Processed Foods Research, Western Regional Research Center, US Dept of Agriculture, Agricultural Research Service, 800 Buchanan Street, Albany, CA 94710, USA.
J Food Sci. 2011 Mar;76(2):M149-55. doi: 10.1111/j.1750-3841.2010.02012.x. Epub 2011 Feb 3.
Fruit and vegetable skins have polyphenolic compounds, terpenes, and phenols with antimicrobial and antioxidant activity. These flavoring plant essential oil components are generally regarded as safe. Edible films made from fruits or vegetables containing apple skin polyphenols have the potential to be used commercially to protect food against contamination by pathogenic bacteria. The main objective of this study was to evaluate physical properties as well as antimicrobial activities against Listeria monocytogenes, Escherichia coli O157:H7, and Salmonella enterica of apple skin polyphenols at 0% to 10% (w/w) concentrations in apple puree film-forming solutions formulated into edible films. Commercial apple skin polyphenol powder had a water activity of 0.44 and high total soluble phenolic compounds and antioxidant capacity (995.3 mg chlorogenic acid/100 g and 14.4 mg Trolox/g, respectively). Antimicrobial activities of edible film containing apple skin polyphenols were determined by the overlay method. Apple edible film with apple skin polyphenols was highly effective against L. monocytogenes. The minimum concentration need to inactive L. monocytogenes was 1.5%. However, apple skin polyphenols did not show any antimicrobial effect against E. coli O157:H7 and S. enterica even at 10% level. The presence of apple skin polyphenols reduced water vapor permeability of films. Apple skin polyphenols increased elongation of films and darkened the color of films. The results of the present study show that apple skin polyphenols can be used to prepare apple-based antimicrobial edible films with good physical properties for food applications by direct contact.

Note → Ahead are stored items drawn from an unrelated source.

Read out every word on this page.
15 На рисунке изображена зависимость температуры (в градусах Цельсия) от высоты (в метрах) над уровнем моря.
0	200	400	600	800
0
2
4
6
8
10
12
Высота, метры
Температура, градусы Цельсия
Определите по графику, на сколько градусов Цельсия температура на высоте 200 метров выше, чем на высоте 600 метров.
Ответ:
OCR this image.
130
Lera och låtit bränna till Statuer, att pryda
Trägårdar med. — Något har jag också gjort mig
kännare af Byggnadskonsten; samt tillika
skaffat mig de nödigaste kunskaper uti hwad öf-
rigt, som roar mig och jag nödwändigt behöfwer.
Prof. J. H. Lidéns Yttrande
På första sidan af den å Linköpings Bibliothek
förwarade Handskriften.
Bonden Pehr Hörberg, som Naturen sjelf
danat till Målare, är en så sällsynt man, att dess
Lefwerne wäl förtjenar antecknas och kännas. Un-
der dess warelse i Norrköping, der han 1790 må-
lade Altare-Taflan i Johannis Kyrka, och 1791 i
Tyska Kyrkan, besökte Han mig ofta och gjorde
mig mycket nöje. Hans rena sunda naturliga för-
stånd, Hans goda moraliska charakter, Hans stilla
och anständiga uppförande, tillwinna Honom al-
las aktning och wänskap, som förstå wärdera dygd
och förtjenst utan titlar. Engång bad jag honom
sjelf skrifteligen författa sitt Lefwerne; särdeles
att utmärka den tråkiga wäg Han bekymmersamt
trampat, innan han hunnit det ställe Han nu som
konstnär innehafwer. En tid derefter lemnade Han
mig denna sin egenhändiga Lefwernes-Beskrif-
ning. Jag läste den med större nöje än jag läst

果皮含有具有抗菌和抗氧化活性的多酚化合物、萜烯和酚类化合物。这些调味植物精油成分通常被认为是安全的。含有苹果皮多酚的水果或蔬菜制成的可食用薄膜具有商业应用的潜力,可以保护食品免受病原菌的污染。本研究的主要目的是评估物理性质以及对苹果泥成膜溶液中 0%至 10%(w/w)浓度的苹果皮多酚的抗菌活性,这些溶液被制成可食用薄膜。商业苹果皮多酚粉末的水分活度为 0.44,总可溶性酚类化合物和抗氧化能力较高(分别为 995.3 mg 绿原酸/100 g 和 14.4 mg Trolox/g)。通过覆盖法测定含有苹果皮多酚的可食用薄膜的抗菌活性。含有苹果皮多酚的苹果可食用薄膜对单核细胞增生李斯特菌具有高度有效性。使单核细胞增生李斯特菌失活的最低浓度为 1.5%。然而,即使在 10%的水平下,苹果皮多酚对大肠杆菌 O157:H7 和肠炎沙门氏菌也没有任何抗菌作用。苹果皮多酚的存在降低了薄膜的水蒸气透过率。苹果皮多酚增加了薄膜的延展性并使薄膜颜色变暗。本研究的结果表明,苹果皮多酚可用于制备具有良好物理性质的基于苹果的抗菌可食用薄膜,可通过直接接触应用于食品。